Connection: Use a wired connection if possible. If you're on WiFi, sit close to your router. Have mobile data as a backup plan. Know in advance how to join via phone if your internet drops.
Your Camera Setup
- Eye level. Your camera should be at eye level, not angled up from a table. Stack your laptop on books if needed.
- Distance. Aim for your head and upper chest to be visible. Not just your face, not your full body.
- Look at the camera, not the screen. This is the virtual equivalent of eye contact. It feels unnatural at first but reads as confident on the other end.
Pre-Interview Checklist
Run through this the evening before and again 15 minutes before your interview:
- [ ] Test audio and video in the platform (Zoom, Teams, Google Meet all have test tools)
- [ ] Close all other applications and browser tabs
- [ ] Turn off notifications (phone on silent, computer notifications off)

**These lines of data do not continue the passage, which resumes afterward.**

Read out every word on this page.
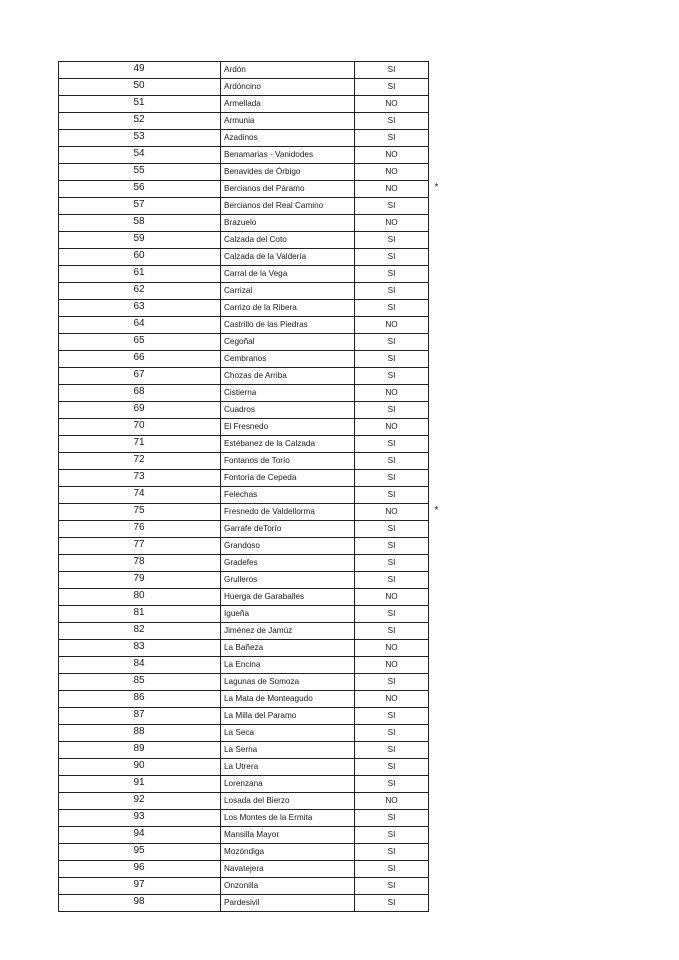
49	Ardón	SI	
50	Ardóncino	SI	
51	Armellada	NO	
52	Armunia	SI	
53	Azadinos	SI	
54	Benamarias - Vanidodes	NO	
55	Benavides de Órbigo	NO	
56	Bercianos del Páramo	NO	*
57	Bercianos del Real Camino	SI	
58	Brazuelo	NO	
59	Calzada del Coto	SI	
60	Calzada de la Valdería	SI	
61	Carral de la Vega	SI	
62	Carrizal	SI	
63	Carrizo de la Ribera	SI	
64	Castrillo de las Piedras	NO	
65	Cegoñal	SI	
66	Cembranos	SI	
67	Chozas de Arriba	SI	
68	Cistierna	NO	
69	Cuadros	SI	
70	El Fresnedo	NO	
71	Estébanez de la Calzada	SI	
72	Fontanos de Torío	SI	
73	Fontoria de Cepeda	SI	
74	Felechas	SI	
75	Fresnedo de Valdellorma	NO	*
76	Garrafe deTorío	SI	
77	Grandoso	SI	
78	Gradefes	SI	
79	Grulleros	SI	
80	Huerga de Garaballes	NO	
81	Igueña	SI	
82	Jiménez de Jamúz	SI	
83	La Bañeza	NO	
84	La Encina	NO	
85	Lagunas de Somoza	SI	
86	La Mata de Monteagudo	NO	
87	La Milla del Paramo	SI	
88	La Seca	SI	
89	La Serna	SI	
90	La Utrera	SI	
91	Lorenzana	SI	
92	Losada del Bierzo	NO	
93	Los Montes de la Ermita	SI	
94	Mansilla Mayor	SI	
95	Mozóndiga	SI	
96	Navatejera	SI	
97	Onzonilla	SI	
98	Pardesivil	SI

- [ ] Charge your device or plug it in
- [ ] Have water within reach
- [ ] Know the host's contact info if something goes wrong
- [ ] Log in 5 minutes early
Presence and Etiquette
Posture: Sit upright and slightly forward. It reads as engaged. Slouching reads as disinterest even if you're not.
Pace: Speak slightly slower than normal. Audio compression on video calls can make fast speech harder to follow.
Pausing: It's okay to pause before answering. A brief pause signals thoughtfulness, not confusion.
If there's a technical issue: Stay calm. Say: "I'm having a brief connection issue, give me just a moment." Panicking makes it worse. Staying composed is itself a signal.
When to unmute: Stay muted unless speaking to avoid background noise. Unmute naturally before you respond.
These feel like small details, but small details stack up. A candidate who shows up technically prepared signals they take the opportunity seriously.